PNM spokesperson Ray Sandoval counters that the reason the utility did not do the full financial analysis and assessment of alternatives has to do with a refinancing plan stemming back decades and PNM's interpretation of previous agreements between the utility and the PRC which authorized the PNM to buy back leases at Palo Verde at market rate when they expire.

Rates are not the only concern.

A petition circulated by NEE cites the "history of cancer, sickness, and death and environmental catastrophe from uranium milling contamination" in New Mexico as a reason to leave nuclear behind. In her oral testimony before the PRC last week, retired chemistry teacher and anti-nuclear activist Cindy Weehler brought attention to the millennia that it takes nuclear waste to stop being toxic and radioactive.

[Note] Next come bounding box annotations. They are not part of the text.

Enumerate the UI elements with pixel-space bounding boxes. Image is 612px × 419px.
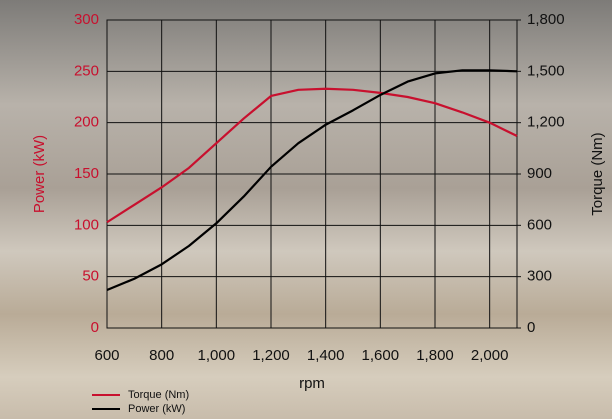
legend-label: Power (kW) — [128, 403, 185, 415]
x-tick-label: 1,200 — [252, 347, 290, 364]
x-tick-label: 2,000 — [471, 347, 509, 364]
series-line — [106, 69, 518, 292]
y-tick-label: 100 — [74, 216, 99, 233]
y2-tick-label: 1,800 — [527, 11, 565, 28]
y-tick-label: 200 — [74, 114, 99, 131]
x-tick-label: 1,800 — [416, 347, 454, 364]
y-tick-label: 150 — [74, 165, 99, 182]
y2-tick-label: 1,500 — [527, 62, 565, 79]
y2-tick-label: 300 — [527, 268, 552, 285]
y2-axis-label: Torque (Nm) — [589, 132, 606, 215]
y2-tick-label: 900 — [527, 165, 552, 182]
y-tick-label: 250 — [74, 62, 99, 79]
series-line — [106, 87, 518, 224]
x-tick-label: 1,400 — [307, 347, 345, 364]
y-tick-label: 300 — [74, 11, 99, 28]
plot-frame — [106, 19, 518, 329]
x-tick-label: 1,000 — [198, 347, 236, 364]
legend-label: Torque (Nm) — [128, 389, 189, 401]
y2-tick-label: 600 — [527, 216, 552, 233]
x-tick-label: 600 — [94, 347, 119, 364]
y-axis-label: Power (kW) — [31, 135, 48, 213]
x-axis-label: rpm — [299, 375, 325, 392]
y2-tick-label: 0 — [527, 319, 535, 336]
y-tick-label: 50 — [82, 268, 99, 285]
x-tick-label: 800 — [149, 347, 174, 364]
y-tick-label: 0 — [91, 319, 99, 336]
x-tick-label: 1,600 — [362, 347, 400, 364]
y2-tick-label: 1,200 — [527, 114, 565, 131]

"Future generations will have to live with the deadly dangers of nuclear waste without having ever gotten the benefit of one bit of the energy produced," Weehler told the commission. "We need to address the most challenging moral obligation of nuclear waste in my opinion, which is not to export into the future risks we are not willing or prepared to bear in the present."

Yet other stakeholders, including other environmental groups and the attorney general, have released statements opposing NEE's position, and PNM says that taking 64 MW of nuclear out of New Mexico's ratebase could be problematic for the transition to renewables.

"NEE is not asking for a hearing on the decommissioning costs. NEE is asking for a hearing on our entire nuclear resources in our generation portfolio. That has an implication on everything," PNM spokesman Ray Sandoval tells SFR by phone.

He says in an ordinary rate case, the nuclear would be considered as part of PNM's entire portfolio of current and potential future resources. In a special hearing, says Sandoval, the nuclear assets would be scrutinized in isolation. He says nixing nuclear without considering PNM's entire portfolio could have an unpredictable impact on the utility's generation capacity and could throw a wrench in the utility's plans to go carbon-free.

"What's allowing PNM to get to 100% carbon-free energy by 2040 is really these nuclear assets which help provide our base-load energy generation and are zero carbon assets. It's one of the reasons why nuclear assets are allowed under the Energy Transition Act," says Sandoval, adding that for these reasons, "We feel that our nuclear assets are very prudent."

The Coalition for Clean Affordable Energy, which includes members such Western Environmental Law Center and 350.org, among others, plans to argue against NEE on Wednesday.

"The arguments being advanced by New Energy Economy have nothing to do with protecting the environment … and could actually have an adverse consequence for the environment," CCAE Attorney Chuck Noble tells SFR by phone. He says that taking the 64 MW of nuclear at Palo Verde out of PNM's rate-base would not shut down the generating station. The Arizona utility that owns the plant would likely simply find other buyers for the energy generated. And PNM would still have to find a way to replace those megawatts for New Mexico.

"There's a good likelihood that that replacement would be natural gas generation," says Noble, "so from an environmental point of view, that's only going to increase emissions."

CCAE will and NEE will present oral arguments for and against a special hearing before the PRC at 1 pm on Wednesday July 17 at the PRC offices (1120 Paseo de Peralta).

Editor's note: An earlier version of this story incorrectly included the Rio Grande Chapter of the Sierra Club among member of the coalition that planned to argue against the NEE. Sierra Club leader Camilla Feibelman says the group is not "legally represented" by the coalition.